Have you ever been confused with how CPU, RAM, and storage are different from one another? Which one is more important for data science work? I made a fun illustration for you to quickly understand their differences.
CPU (Central Processing Unit): This is the brainpower of your computer that performs operations and tasks. In the illustration, it’s the brown cat working hard on sorting the balls by their color. The smarter cat you have (better and newer processors) and the more cats you have working at the same time (more CPUs working in parallel), your computer will be able to complete the tasks much faster.
RAM (Random Access Memory): RAM temporarily keeps track of all your computer’s concurrent activities and data. In the illustration, RAM is the yellow desk where the cat can temporarily place the beakers filled with balls (e.g. data, programs, applications). The larger the desk, the more beakers the cat can temporarily put on the desk at once. On the contrary, even if you have 100 intelligent cats working in parallel, if the desk is teeny tiny, the sorting will take a very long time to complete because there simply isn’t enough desk space for all 100 cats to operate simultaneously.
Storage: This is the hard disk drive where all your data, files, and programs are saved permanently. As you can see in the drawing, it takes a bit of a time for the turtle to ship the balls (data) back and forth for the cat (CPU) to work on.
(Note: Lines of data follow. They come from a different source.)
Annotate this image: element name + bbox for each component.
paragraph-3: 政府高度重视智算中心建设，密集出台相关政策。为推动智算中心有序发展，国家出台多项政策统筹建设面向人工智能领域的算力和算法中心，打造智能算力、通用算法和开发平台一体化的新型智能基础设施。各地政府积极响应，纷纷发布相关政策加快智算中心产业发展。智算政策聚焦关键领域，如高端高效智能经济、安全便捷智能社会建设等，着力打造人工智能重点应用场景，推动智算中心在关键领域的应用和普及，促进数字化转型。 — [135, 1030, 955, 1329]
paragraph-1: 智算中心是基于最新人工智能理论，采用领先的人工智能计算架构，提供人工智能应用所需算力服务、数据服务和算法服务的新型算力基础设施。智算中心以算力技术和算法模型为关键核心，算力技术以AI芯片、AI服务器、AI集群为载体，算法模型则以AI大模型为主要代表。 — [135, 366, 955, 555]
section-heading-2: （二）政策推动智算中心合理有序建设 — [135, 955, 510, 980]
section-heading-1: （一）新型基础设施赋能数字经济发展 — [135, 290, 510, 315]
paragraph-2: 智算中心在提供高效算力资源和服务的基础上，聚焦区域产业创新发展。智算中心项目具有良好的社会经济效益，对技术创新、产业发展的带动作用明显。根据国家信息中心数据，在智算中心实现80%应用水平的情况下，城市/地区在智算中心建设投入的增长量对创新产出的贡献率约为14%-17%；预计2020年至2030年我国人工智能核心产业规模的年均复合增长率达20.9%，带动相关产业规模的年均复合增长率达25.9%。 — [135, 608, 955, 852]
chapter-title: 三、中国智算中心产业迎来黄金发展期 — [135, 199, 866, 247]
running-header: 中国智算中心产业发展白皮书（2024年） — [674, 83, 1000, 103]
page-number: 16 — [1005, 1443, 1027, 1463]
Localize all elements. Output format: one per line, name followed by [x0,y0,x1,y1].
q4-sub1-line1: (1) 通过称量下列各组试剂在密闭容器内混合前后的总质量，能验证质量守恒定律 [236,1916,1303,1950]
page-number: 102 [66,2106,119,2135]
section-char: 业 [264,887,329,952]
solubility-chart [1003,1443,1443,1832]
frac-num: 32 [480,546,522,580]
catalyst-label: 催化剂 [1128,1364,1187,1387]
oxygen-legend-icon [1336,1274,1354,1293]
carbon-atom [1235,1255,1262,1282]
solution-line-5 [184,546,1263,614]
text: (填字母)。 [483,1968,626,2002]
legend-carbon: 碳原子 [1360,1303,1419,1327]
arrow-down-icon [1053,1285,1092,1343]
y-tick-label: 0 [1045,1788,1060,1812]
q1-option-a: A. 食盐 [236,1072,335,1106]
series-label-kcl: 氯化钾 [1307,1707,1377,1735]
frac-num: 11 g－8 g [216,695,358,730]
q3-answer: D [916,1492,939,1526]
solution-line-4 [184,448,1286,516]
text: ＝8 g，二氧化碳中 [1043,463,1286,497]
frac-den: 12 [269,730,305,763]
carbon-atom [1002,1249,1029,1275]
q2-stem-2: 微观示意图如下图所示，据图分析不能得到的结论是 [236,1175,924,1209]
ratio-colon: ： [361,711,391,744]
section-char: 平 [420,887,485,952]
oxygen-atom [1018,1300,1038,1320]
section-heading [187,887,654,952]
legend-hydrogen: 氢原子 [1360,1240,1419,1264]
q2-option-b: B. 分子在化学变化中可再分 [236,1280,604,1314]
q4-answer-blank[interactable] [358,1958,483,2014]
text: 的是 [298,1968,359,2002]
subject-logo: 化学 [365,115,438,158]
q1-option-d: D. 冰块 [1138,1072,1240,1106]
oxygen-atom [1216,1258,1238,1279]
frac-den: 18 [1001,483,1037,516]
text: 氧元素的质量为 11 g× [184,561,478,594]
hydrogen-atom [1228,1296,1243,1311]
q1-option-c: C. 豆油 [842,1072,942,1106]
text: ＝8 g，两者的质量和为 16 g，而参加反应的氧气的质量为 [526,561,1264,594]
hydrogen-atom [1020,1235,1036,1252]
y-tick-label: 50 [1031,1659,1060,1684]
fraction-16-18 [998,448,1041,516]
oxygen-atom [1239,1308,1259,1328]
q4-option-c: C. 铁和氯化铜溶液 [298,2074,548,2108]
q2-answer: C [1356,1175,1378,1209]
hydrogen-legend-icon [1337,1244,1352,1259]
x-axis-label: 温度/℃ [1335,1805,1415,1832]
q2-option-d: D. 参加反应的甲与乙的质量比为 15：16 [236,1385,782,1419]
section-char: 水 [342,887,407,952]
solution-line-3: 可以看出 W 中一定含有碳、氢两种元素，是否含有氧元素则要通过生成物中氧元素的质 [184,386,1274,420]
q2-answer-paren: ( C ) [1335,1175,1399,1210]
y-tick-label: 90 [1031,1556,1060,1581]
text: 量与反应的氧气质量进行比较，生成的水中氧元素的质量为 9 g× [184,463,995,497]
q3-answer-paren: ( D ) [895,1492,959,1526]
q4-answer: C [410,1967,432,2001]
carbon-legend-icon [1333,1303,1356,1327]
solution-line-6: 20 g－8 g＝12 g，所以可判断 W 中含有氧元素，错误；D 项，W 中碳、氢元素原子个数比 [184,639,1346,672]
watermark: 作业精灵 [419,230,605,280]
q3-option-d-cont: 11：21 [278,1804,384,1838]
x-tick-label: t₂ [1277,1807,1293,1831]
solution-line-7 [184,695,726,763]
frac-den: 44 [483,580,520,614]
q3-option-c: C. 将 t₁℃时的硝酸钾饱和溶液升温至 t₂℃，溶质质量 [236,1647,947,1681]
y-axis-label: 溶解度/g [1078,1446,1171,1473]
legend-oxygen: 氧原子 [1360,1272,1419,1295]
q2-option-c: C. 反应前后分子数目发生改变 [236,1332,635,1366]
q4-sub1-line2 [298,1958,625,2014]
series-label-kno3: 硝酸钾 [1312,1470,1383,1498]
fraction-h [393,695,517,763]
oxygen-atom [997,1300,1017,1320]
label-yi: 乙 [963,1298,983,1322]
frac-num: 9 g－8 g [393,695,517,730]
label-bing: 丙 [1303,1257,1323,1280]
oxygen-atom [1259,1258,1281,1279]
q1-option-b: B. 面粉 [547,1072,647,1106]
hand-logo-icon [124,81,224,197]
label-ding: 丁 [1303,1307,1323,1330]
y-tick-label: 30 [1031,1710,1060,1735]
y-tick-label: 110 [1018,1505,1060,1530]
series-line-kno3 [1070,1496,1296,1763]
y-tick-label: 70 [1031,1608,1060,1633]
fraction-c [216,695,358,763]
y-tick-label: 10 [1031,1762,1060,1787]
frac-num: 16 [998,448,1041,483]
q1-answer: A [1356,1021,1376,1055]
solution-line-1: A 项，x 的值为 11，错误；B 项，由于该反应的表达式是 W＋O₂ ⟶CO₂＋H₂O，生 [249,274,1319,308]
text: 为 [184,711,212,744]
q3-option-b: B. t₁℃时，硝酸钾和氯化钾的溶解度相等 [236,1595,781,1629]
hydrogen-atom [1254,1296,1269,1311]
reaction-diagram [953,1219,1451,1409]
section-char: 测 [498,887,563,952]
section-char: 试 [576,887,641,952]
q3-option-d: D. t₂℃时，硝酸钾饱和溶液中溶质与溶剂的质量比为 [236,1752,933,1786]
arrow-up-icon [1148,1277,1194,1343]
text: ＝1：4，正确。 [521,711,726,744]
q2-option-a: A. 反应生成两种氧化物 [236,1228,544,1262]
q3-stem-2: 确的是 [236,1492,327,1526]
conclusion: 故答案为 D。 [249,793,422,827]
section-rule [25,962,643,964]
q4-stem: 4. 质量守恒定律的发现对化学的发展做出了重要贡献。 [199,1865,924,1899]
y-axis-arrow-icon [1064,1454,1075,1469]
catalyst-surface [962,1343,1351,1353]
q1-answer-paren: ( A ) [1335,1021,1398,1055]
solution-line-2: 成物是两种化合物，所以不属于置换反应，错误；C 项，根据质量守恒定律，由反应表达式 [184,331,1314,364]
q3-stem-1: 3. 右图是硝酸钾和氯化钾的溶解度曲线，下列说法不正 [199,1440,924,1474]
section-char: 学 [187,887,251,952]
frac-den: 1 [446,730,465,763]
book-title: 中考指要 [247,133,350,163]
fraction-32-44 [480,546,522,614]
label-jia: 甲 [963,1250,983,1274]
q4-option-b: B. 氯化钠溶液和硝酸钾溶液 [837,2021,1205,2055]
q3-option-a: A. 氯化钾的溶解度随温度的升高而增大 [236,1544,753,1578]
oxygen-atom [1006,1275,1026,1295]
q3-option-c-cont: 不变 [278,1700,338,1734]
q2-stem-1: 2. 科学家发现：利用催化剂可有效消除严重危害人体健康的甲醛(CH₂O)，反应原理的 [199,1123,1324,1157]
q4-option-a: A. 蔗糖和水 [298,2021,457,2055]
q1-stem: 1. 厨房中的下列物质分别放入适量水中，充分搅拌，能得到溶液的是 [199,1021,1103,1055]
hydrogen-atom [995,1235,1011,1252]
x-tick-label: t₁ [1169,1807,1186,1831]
So… which components are more important for your machine learning projects? Which laptop or virtual instance specs should you choose? The key is to balance out these components. For example, there is no point investing in 12 CPUs for parallel processing if your RAM is only 4GB. Based on my experience building models in laptops and virtual instances, a good rule of thumb is to have at least 16GB of RAM and 8 CPUs. If your code constantly keeps on crashing while running, increasing the RAM size is more helpful than increasing the number of CPUs.